House advances final fiscal 2000 spending package

House advances final fiscal 2000 spending package

The House adjourned for the year Thursday after passing the final $385 billion, five-bill fiscal 2000 spending package, which includes a 0.38 percent across-the-board spending cut and a delay in some federal employees' paychecks by a day next September to shift payroll costs into fiscal 2001.

The omnibus bill consists of the last five fiscal 2000 appropriations bills: Interior, Commerce-Justice-State, Labor- HHS, Interior and District of Columbia.

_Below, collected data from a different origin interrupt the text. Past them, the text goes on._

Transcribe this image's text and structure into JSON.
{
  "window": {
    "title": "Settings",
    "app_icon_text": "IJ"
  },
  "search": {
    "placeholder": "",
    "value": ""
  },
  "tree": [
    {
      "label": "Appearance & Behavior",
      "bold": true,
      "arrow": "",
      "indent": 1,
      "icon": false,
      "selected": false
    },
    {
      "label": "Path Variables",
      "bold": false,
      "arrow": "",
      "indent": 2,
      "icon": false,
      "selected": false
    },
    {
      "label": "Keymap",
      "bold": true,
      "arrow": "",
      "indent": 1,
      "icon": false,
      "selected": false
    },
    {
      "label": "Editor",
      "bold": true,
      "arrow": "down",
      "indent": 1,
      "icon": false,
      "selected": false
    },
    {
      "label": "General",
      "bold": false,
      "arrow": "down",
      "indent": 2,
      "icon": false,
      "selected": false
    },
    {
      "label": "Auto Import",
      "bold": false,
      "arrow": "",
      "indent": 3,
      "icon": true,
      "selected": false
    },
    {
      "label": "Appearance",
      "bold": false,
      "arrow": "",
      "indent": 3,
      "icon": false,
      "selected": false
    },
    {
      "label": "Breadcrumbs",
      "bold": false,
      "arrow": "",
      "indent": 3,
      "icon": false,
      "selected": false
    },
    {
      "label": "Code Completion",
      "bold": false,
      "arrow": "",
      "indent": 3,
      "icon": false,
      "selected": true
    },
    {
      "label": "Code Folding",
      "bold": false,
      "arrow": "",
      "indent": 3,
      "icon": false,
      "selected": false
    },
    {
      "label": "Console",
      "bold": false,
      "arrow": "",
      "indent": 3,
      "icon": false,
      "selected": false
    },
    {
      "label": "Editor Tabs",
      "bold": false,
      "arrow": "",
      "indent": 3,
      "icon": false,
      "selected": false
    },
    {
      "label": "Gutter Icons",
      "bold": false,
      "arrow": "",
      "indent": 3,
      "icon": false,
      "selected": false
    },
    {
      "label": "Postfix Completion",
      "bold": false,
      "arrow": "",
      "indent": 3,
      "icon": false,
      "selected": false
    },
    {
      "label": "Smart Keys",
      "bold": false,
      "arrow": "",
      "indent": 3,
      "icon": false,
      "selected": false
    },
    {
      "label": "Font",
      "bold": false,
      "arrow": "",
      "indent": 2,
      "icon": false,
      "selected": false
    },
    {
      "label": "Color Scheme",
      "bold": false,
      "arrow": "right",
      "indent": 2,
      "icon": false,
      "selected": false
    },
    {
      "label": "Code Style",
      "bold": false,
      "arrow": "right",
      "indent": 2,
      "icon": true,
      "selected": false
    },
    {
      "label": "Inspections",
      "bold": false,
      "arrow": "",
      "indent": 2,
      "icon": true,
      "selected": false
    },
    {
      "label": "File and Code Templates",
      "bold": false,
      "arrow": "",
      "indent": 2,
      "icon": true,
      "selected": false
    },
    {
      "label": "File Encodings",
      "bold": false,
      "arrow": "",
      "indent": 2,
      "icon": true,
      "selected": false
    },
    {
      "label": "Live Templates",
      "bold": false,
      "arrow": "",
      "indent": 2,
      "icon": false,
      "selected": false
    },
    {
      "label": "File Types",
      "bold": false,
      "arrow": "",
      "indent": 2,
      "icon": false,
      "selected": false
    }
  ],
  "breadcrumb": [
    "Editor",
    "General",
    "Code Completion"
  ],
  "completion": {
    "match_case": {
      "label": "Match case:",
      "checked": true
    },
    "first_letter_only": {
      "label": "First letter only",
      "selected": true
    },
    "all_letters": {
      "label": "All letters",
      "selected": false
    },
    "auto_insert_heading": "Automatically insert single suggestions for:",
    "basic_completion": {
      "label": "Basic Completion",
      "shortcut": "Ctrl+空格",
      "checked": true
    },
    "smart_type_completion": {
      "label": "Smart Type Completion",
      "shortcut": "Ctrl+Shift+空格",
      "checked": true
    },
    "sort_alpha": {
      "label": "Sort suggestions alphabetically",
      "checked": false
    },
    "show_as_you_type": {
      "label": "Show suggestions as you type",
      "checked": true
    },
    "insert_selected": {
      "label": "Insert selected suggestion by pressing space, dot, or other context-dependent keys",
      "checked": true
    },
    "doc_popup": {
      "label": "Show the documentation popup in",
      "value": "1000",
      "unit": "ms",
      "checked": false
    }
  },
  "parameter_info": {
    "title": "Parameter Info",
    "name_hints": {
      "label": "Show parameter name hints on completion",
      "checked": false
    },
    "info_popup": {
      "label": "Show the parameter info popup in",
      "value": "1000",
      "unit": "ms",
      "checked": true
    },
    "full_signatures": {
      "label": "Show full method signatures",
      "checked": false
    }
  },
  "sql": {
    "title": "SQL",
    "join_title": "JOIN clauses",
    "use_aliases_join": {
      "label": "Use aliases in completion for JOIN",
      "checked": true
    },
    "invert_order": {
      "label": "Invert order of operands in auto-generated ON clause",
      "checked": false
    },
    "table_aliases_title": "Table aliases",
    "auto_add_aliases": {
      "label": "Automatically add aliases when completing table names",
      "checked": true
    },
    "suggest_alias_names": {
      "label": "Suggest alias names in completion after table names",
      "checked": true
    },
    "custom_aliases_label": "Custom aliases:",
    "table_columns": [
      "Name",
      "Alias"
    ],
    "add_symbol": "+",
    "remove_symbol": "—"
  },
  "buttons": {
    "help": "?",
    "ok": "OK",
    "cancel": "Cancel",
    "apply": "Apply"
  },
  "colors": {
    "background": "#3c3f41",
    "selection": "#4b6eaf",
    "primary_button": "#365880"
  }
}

The Senate, meanwhile, twisted itself into a parliamentary knot that will stretch debate on the omnibus appropriations bill through the rest of the weekend.

Under the budget bill, the scheduled Saturday Sept. 30, 2000 pay day for the military and some civilian federal workers would move to Sunday, Oct. 1, the first day of fiscal 2001. That move would save the government $1.9 billion in fiscal 2000 payroll costs. The 0.38 percent across-the-board cut would save only about $1.3 billion in fiscal 2000.

When lawmakers proposed a 1 percent across-the-board cut earlier in the budget debates, they agreed to cut their own salaries by that much. But in the end, lawmakers saved their own salaries from the 0.38 percent cut.

Also, the House and Senate passed a continuing resolution that will keep the government agencies that still lack their fiscal 2000 appropriations operating through Dec. 2. That continuing resolution and other bills are being flown to President Clinton, who is in Europe, for his signature. Appropriators extended their original continuing resolution of Nov. 23 to Dec. 2 because Congress will not come back into session until after Thanksgiving if Senate debate over the omnibus bill lasts past Sunday.